Den hof

De oppervlakte van de tuin (in het groen gekleurd op de afbeelding) is zo’n 50 m². Toen we het huis in 1999 kochten, was de hele koer geplaveid, stond op de ene helft van de koer een soort overdekte remise, en stonden tegen het achterhuis wat koterijen geplakt (een toilet en—denken we—een kolenhok). Tegen het kolenhok had een vlinderstruik zichzelf geplant, en links en rechts groeiden wat boomscheuten en varens tussen de stenen.

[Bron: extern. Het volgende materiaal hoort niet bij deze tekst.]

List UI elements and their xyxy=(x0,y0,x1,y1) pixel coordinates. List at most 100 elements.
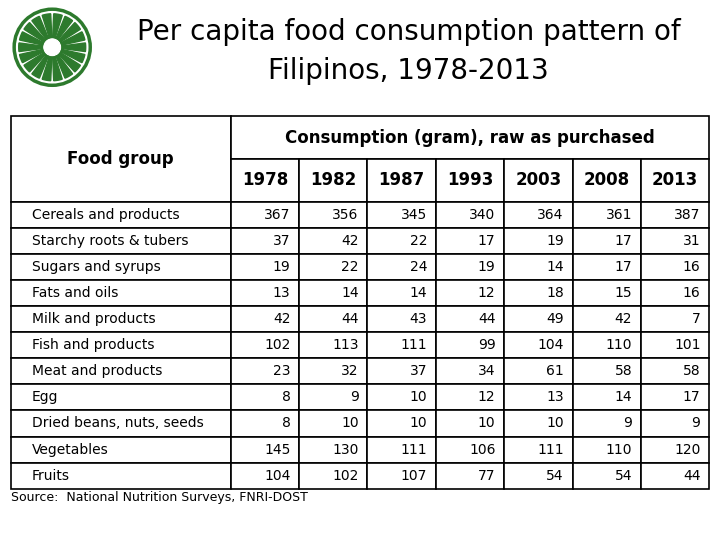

Omdat bij de minste regen de keuken overstroomde, heb ik redelijk snel de niet-overdekte helft van de koer opgebroken en de tegels ervan weggehaald. De grond onder de tegels zat vol glas, steengruis, ijzer, en in het algemeen: afval van eeuwen koer-zijn. Bijzonder spectaculair was ook wel dat hele stukken grond helgroen waren: blijkt dat in het achterhuis ooit nog een kopersmelterij gezeten heeft.

We hebben een tijdje geprobeerd om er gras op te laten groeien, maar er is zeker in de winter gewoon te weinig licht en te veel vochtigheid om dat meer dan een half jaar te laten overleven — dat gaf elk jaar in de lente dit soort taferelen, ’t is te zeggen dat ik gewoon telkens opnieuw gras moest zaaien:

En dus heb ik het na een tijd dan maar laten doen wat het wou, en is de koer helemaal verwilderd:

In 2015 hadden we ook aan de keuken bijgebouwd, en was het helemaal om zeep in den hof. Tot we geld gespaard hadden om hem gewoon voor écht aan te leggen, met een ontwerp en alles:

…wat allemaal relatief goed ging, behalve dat ook hier elk jaar tegen het einde van de winter alles dat een combinatie van niet té veel drassigheid en niet té veel donkerte, gewoon dood ging. En ik dus elk jaar nieuwe kruiptijm mocht planten.

Dat heb ik na een paar jaar opgegeven, en ik heb gewoon belists het mos te laten groeien dat er hoedanook ook zou gekomen zijn.

En daar zijn we nu: een hof die eigenlijk onderhoud nodig heeft dat ik een tijd lang niet meer heb kunnen geven wegens slechte rug en kapotte knie.